Most professionals within the radio industry will admit we are living in the age of video.
Call it the YouTube effect if you will, but video is quickly becoming the core element of many radio station Web sites. Video also is at the heart of making your station’s Web site a revenue generator, some experts say.
“Video for a radio station’s Web site not only is a way to increase unique visitor page views but also as a revenue driver,” said Thom Callahan, general manager of the Radio Division of the Associated Press Broadcast News Center, whose company provides video content to member radio stations.
“Many of our members have been able to sell ads against video of all kinds, from local video that they shoot to news and entertainment that we provide.”
AP provides video services to radio stations as an ad-supported service, and many other suppliers of video content are doing the same, Callahan said, so the initial cost to offer video services is negligible.
Video on the Web has experienced exponential growth since early 2006 when YouTube burst on the scene, Callahan said, and spurred other groups like Google and AOL to begin offering video content.
This proliferation gives radio stations the opportunity to monetize their Web sites by enhancing the radio station experience, said Callahan, who will moderate a panel on this topic at the NAB Show.
“It really gives the audience another reason to listen to the radio station and visit Web sites. It’s another way to be interactive with the audience.
“It’s a case of the Web site becoming a second integral medium for broadcasters and a chance for people to listen to radio in other places.”
Emmis/NY uses video on each of the cluster’s Web sites, said Dan Halyburton Sr., vice president/market manager for Emmis Communications in New York, including the sites of WRKS(FM), WQHT(FM) and WRXP(FM).
“Video is becoming a core element of our Web sites. Growing bandwidth speeds and better codecs are making video a big part of any site,” said Halyburton.
He specifically points to HOT 97 as being at the forefront of the video craze, offering both event and studio video along with listener-generated video.
“Our capital requests have recently included requests for video gear. We think local, local, local. Get the content audio and video on your Web sites. Our strength is local so we exploit that. When Hot 97 sponsors an event, we are there with digital audio recorders and high-quality video cameras,” Halyburton said.
Hot 97, which uses AP’s video services, even hosted the worldwide premiere of the 50 Cent video “I Get Money” in 2007, which generated “huge online traffic” for the radio station.
“Be careful of copyrighted material. Be sure you have permission to show the video. Don’t expose your company to any liability. Make sure to get permission in advance so you don’t have to pull it down later,” Halyburton added.
Entercom/Seattle produces in-house what its Internet Sales Manager Joshua Dirks calls “brand extension video” as a catalyst to drive listeners to its Web sites.
“Additionally, we use a lot of content from YouTube. Our demos here seem interested in unique and out-of-the-box video,” Dirks said, “including vlogs (video blogs) and on-demand sections.”
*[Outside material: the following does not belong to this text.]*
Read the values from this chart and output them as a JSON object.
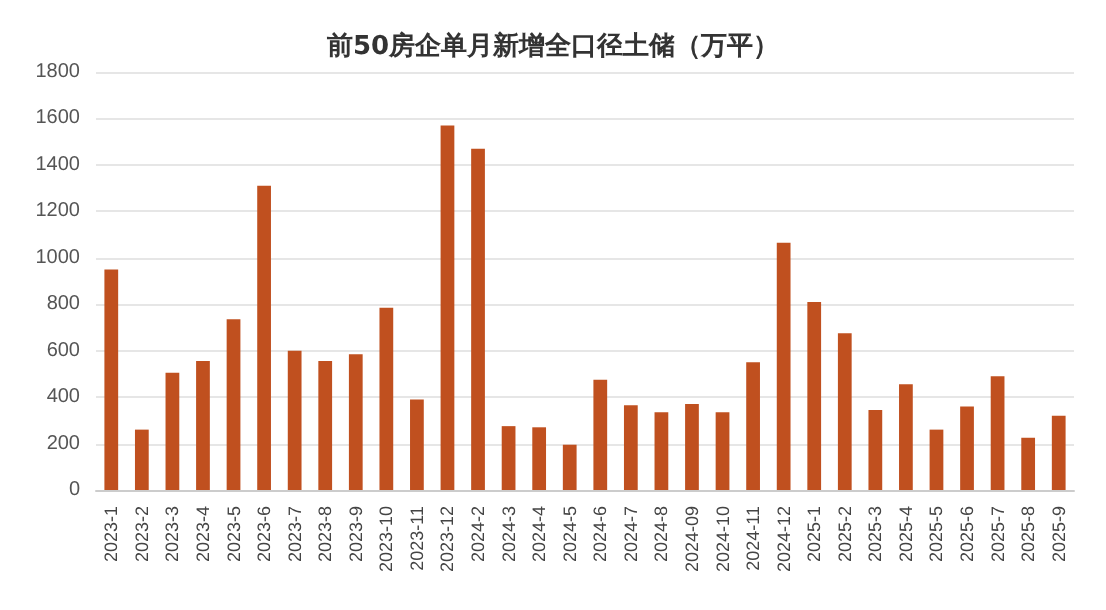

The interaction between radio listeners and video content is easily monetized as marketers understand the power of video, Dirks said. He expects video will create nearly $1 million in revenue this year for the Seattle cluster, which includes KKWF(FM), KISW(FM), KMTT(FM) and KNDD(FM).
If your radio station is just beginning to dabble in video, be sure not to dominate your Web site with it, Callahan said.
“It should be an enhancement and another reason to visit the Web site and ultimately listen to the radio station. Look at your online presence as just another channel to program,” Callahan said.
The NAB Radio Management session “Radio Goes Video: The New Business Model of Monetizing Online Video” is April 14, 11:30 a.m.–12:20 p.m., and details how to turn relevant video content into online advertising dollars for your organization.